1. Phone Facing Down


This is a big red alert if it's happening more often than not. You might be thinking, they must be into me to the point where they want no distractions! Let us politely burst your bubble. This could be one of two things. They are either used to having privacy or they could be hiding something. Nine times out of ten when the date’s phone is face down this person does not want you to see what is happening in that phone of theirs.

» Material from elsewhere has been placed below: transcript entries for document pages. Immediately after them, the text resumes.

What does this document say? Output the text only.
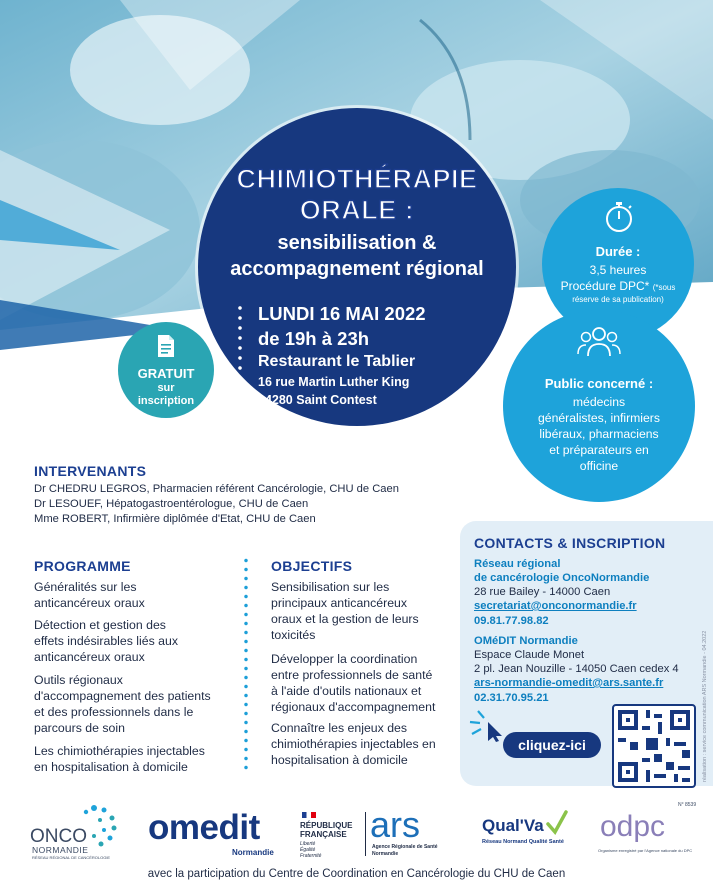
CHIMIOTHÉRAPIE
ORALE :
sensibilisation &
accompagnement régional
LUNDI 16 MAI 2022
de 19h à 23h
Restaurant le Tablier
16 rue Martin Luther King
14280 Saint Contest
GRATUIT
sur
inscription
Durée :
3,5 heures
Procédure DPC* (*sous
réserve de sa publication)
Public concerné :
médecins
généralistes, infirmiers
libéraux, pharmaciens
et préparateurs en
officine
INTERVENANTS
Dr CHEDRU LEGROS, Pharmacien référent Cancérologie, CHU de Caen
Dr LESOUEF, Hépatogastroentérologue, CHU de Caen
Mme ROBERT, Infirmière diplômée d'Etat, CHU de Caen
PROGRAMME
Généralités sur les
anticancéreux oraux
Détection et gestion des
effets indésirables liés aux
anticancéreux oraux
Outils régionaux
d'accompagnement des patients
et des professionnels dans le
parcours de soin
Les chimiothérapies injectables
en hospitalisation à domicile
OBJECTIFS
Sensibilisation sur les
principaux anticancéreux
oraux et la gestion de leurs
toxicités
Développer la coordination
entre professionnels de santé
à l'aide d'outils nationaux et
régionaux d'accompagnement
Connaître les enjeux des
chimiothérapies injectables en
hospitalisation à domicile
CONTACTS & INSCRIPTION
Réseau régional
de cancérologie OncoNormandie
28 rue Bailey - 14000 Caen
secretariat@onconormandie.fr
09.81.77.98.82
OMéDIT Normandie
Espace Claude Monet
2 pl. Jean Nouzille - 14050 Caen cedex 4
ars-normandie-omedit@ars.sante.fr
02.31.70.95.21
cliquez-ici	réalisation : service communication ARS Normandie - 04.2022
ONCO
NORMANDIE
RÉSEAU RÉGIONAL DE CANCÉROLOGIE
omedit
Normandie
RÉPUBLIQUE
FRANÇAISE
Liberté
Égalité
Fraternité
ars
Agence Régionale de Santé
Normandie
Qual'Va
Réseau Normand Qualité Santé
N° 8539
odpc
Organisme enregistré par l'Agence nationale du DPC
avec la participation du Centre de Coordination en Cancérologie du CHU de Caen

The moment you see this and feel a certain way, start to take note of their mannerisms when it comes to their cellular device. If one has nothing to hide the phone would be face up and they would still be into you as you thought they were but once you see that phone face down, you might want to face another person at this point. Having a conversation addressing this could easily clear things up, but if bae has an issue you know what might be happening.




2. Titles Do Not Exist


This one is a pretty good tell-all sign. Have you ever had a conversation about getting serious with someone and potentially taking the relationship to the next level, then you get hit with "I don't care about titles" or "I just want to take things slow and find a deeper connection first"? Yeah, they probably aren't looking for commitment. And chances are they might play around and hold onto you until they find someone worth taking that leap of faith - know your worth.

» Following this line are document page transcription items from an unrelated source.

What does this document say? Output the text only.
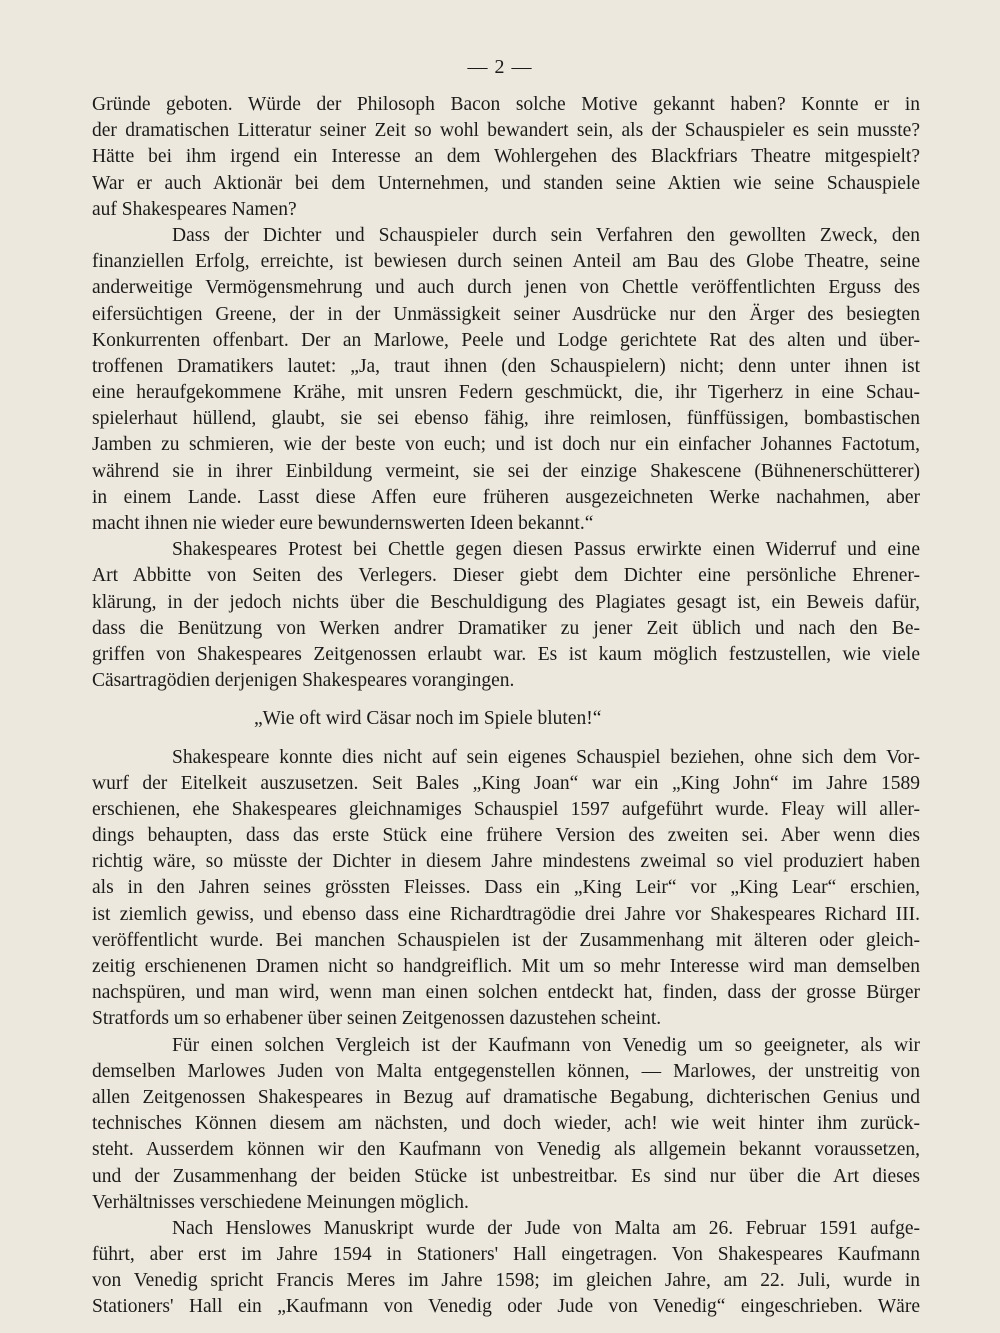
— 2 —
Gründe geboten. Würde der Philosoph Bacon solche Motive gekannt haben? Konnte er in
der dramatischen Litteratur seiner Zeit so wohl bewandert sein, als der Schauspieler es sein musste?
Hätte bei ihm irgend ein Interesse an dem Wohlergehen des Blackfriars Theatre mitgespielt?
War er auch Aktionär bei dem Unternehmen, und standen seine Aktien wie seine Schauspiele
auf Shakespeares Namen?
Dass der Dichter und Schauspieler durch sein Verfahren den gewollten Zweck, den
finanziellen Erfolg, erreichte, ist bewiesen durch seinen Anteil am Bau des Globe Theatre, seine
anderweitige Vermögensmehrung und auch durch jenen von Chettle veröffentlichten Erguss des
eifersüchtigen Greene, der in der Unmässigkeit seiner Ausdrücke nur den Ärger des besiegten
Konkurrenten offenbart. Der an Marlowe, Peele und Lodge gerichtete Rat des alten und über-
troffenen Dramatikers lautet: „Ja, traut ihnen (den Schauspielern) nicht; denn unter ihnen ist
eine heraufgekommene Krähe, mit unsren Federn geschmückt, die, ihr Tigerherz in eine Schau-
spielerhaut hüllend, glaubt, sie sei ebenso fähig, ihre reimlosen, fünffüssigen, bombastischen
Jamben zu schmieren, wie der beste von euch; und ist doch nur ein einfacher Johannes Factotum,
während sie in ihrer Einbildung vermeint, sie sei der einzige Shakescene (Bühnenerschütterer)
in einem Lande. Lasst diese Affen eure früheren ausgezeichneten Werke nachahmen, aber
macht ihnen nie wieder eure bewundernswerten Ideen bekannt.“
Shakespeares Protest bei Chettle gegen diesen Passus erwirkte einen Widerruf und eine
Art Abbitte von Seiten des Verlegers. Dieser giebt dem Dichter eine persönliche Ehrener-
klärung, in der jedoch nichts über die Beschuldigung des Plagiates gesagt ist, ein Beweis dafür,
dass die Benützung von Werken andrer Dramatiker zu jener Zeit üblich und nach den Be-
griffen von Shakespeares Zeitgenossen erlaubt war. Es ist kaum möglich festzustellen, wie viele
Cäsartragödien derjenigen Shakespeares vorangingen.
„Wie oft wird Cäsar noch im Spiele bluten!“
Shakespeare konnte dies nicht auf sein eigenes Schauspiel beziehen, ohne sich dem Vor-
wurf der Eitelkeit auszusetzen. Seit Bales „King Joan“ war ein „King John“ im Jahre 1589
erschienen, ehe Shakespeares gleichnamiges Schauspiel 1597 aufgeführt wurde. Fleay will aller-
dings behaupten, dass das erste Stück eine frühere Version des zweiten sei. Aber wenn dies
richtig wäre, so müsste der Dichter in diesem Jahre mindestens zweimal so viel produziert haben
als in den Jahren seines grössten Fleisses. Dass ein „King Leir“ vor „King Lear“ erschien,
ist ziemlich gewiss, und ebenso dass eine Richardtragödie drei Jahre vor Shakespeares Richard III.
veröffentlicht wurde. Bei manchen Schauspielen ist der Zusammenhang mit älteren oder gleich-
zeitig erschienenen Dramen nicht so handgreiflich. Mit um so mehr Interesse wird man demselben
nachspüren, und man wird, wenn man einen solchen entdeckt hat, finden, dass der grosse Bürger
Stratfords um so erhabener über seinen Zeitgenossen dazustehen scheint.
Für einen solchen Vergleich ist der Kaufmann von Venedig um so geeigneter, als wir
demselben Marlowes Juden von Malta entgegenstellen können, — Marlowes, der unstreitig von
allen Zeitgenossen Shakespeares in Bezug auf dramatische Begabung, dichterischen Genius und
technisches Können diesem am nächsten, und doch wieder, ach! wie weit hinter ihm zurück-
steht. Ausserdem können wir den Kaufmann von Venedig als allgemein bekannt voraussetzen,
und der Zusammenhang der beiden Stücke ist unbestreitbar. Es sind nur über die Art dieses
Verhältnisses verschiedene Meinungen möglich.
Nach Henslowes Manuskript wurde der Jude von Malta am 26. Februar 1591 aufge-
führt, aber erst im Jahre 1594 in Stationers' Hall eingetragen. Von Shakespeares Kaufmann
von Venedig spricht Francis Meres im Jahre 1598; im gleichen Jahre, am 22. Juli, wurde in
Stationers' Hall ein „Kaufmann von Venedig oder Jude von Venedig“ eingeschrieben. Wäre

So, if you know you want to be in a serious relationship with a title, do not fall for this red flag. But if you are down to go with the flow with someone then this does not apply to you.




3. Vibes Are Off

It's important to trust your instinct to identify a threat but we wouldn't suggest necessarily trusting your instincts to determine your response. If you feel a shift in vibes or actions when you're around that person, you are not delusional. This could include feeling anxious or uncomfortable when something doesn't feel right or something feels off. Don't jump to conclusions. Take a step back with a clear mind and analyze what could possibly be happening, then take action on it.


In this situation, it's important to protect your peace of mind. Ultimately, you have the option to either address it or continue to get your spirit disrupted.

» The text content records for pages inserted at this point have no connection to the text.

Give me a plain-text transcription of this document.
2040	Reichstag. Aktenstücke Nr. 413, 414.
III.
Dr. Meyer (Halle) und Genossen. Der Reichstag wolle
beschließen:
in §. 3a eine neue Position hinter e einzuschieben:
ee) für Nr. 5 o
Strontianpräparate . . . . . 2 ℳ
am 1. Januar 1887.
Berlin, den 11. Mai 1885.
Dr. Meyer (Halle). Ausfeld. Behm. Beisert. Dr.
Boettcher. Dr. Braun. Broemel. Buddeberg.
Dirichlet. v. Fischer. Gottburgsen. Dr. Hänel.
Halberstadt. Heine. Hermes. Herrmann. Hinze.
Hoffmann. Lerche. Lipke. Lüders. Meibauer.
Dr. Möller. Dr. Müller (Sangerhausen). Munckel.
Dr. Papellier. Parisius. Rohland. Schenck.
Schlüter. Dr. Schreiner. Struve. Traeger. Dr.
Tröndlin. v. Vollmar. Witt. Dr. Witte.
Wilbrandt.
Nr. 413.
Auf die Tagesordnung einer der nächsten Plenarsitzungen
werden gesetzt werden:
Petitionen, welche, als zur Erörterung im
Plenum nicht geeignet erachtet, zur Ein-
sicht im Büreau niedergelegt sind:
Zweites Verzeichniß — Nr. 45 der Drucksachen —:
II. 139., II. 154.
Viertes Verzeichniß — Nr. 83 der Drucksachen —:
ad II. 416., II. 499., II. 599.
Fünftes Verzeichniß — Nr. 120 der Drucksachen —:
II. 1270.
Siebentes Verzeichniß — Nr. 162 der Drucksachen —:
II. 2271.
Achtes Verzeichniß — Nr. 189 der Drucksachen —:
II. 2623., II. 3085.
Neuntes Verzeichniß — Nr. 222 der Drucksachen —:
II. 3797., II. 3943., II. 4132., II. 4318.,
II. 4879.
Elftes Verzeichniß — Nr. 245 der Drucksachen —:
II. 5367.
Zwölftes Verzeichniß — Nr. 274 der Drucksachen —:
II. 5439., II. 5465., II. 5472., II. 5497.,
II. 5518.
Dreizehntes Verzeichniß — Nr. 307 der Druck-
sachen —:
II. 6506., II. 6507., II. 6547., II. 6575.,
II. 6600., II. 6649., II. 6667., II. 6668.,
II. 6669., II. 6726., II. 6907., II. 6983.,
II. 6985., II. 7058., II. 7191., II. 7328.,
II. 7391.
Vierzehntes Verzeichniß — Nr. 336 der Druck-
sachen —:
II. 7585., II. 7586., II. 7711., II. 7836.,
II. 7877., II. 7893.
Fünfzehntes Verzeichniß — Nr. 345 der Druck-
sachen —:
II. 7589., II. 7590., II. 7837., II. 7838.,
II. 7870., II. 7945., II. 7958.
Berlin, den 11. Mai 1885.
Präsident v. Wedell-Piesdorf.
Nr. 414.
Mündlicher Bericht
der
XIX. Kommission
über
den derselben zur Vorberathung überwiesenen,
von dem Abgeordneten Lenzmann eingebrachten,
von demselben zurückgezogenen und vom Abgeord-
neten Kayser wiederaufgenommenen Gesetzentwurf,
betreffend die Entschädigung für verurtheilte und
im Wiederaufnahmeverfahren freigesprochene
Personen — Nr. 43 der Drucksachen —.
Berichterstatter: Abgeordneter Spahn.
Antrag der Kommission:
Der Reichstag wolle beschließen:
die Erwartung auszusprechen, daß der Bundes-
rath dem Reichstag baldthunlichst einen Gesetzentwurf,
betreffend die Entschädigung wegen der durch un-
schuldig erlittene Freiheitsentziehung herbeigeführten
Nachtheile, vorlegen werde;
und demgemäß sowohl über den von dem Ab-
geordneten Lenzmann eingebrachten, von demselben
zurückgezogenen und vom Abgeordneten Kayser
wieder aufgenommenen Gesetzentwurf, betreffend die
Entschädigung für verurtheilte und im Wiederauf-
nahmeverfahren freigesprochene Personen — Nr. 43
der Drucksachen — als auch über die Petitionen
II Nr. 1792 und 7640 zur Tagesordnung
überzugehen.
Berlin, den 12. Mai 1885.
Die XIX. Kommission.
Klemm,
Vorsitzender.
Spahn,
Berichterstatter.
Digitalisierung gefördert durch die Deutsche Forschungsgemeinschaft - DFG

4. White Lies & Broken Promises


These factors are extremely bad for trust. If you aren't creating a solid foundation that promotes honesty and following through with promises, then it will be a pretty bumpy journey that might not end in your favor.


Look out for certain red flags in the other person; do they rush into something without thinking, are they keeping their word with small tasks, do they throw the word promise around like it's nothing? Pay attention to underlying tones of serial monogamy and narcissism. If you come across this, we hope those sirens are ringing!




5. Wanting to Change Who You Are


We love to hear compliments from our person of interest, but when you constantly hear critiques and/or suggestions like “I like it better when you (insert the disrespect)”, it might be time to purge the negativity and find someone who loves you for you. If you aren't accepted for who you are, then you have no reason being there.

We're not saying to jump to conclusions, sometimes the other person could mean well. Take a moment to really think about what was just said. Were they putting you down or were you hearing what they said through your own self-negative filter? Either way, know yourself and know your worth. Everything else will fall into place.




The only way you will evolve is when you are tired of falling for the same old merry-go-round. Once you are tired of getting your wig, edges, and heart snatched, you will evolve. Once you are tired of going through that same revolving door, you will evolve.


Albert Einstein once said, “Insanity is doing the same thing over and over again and expecting different results.”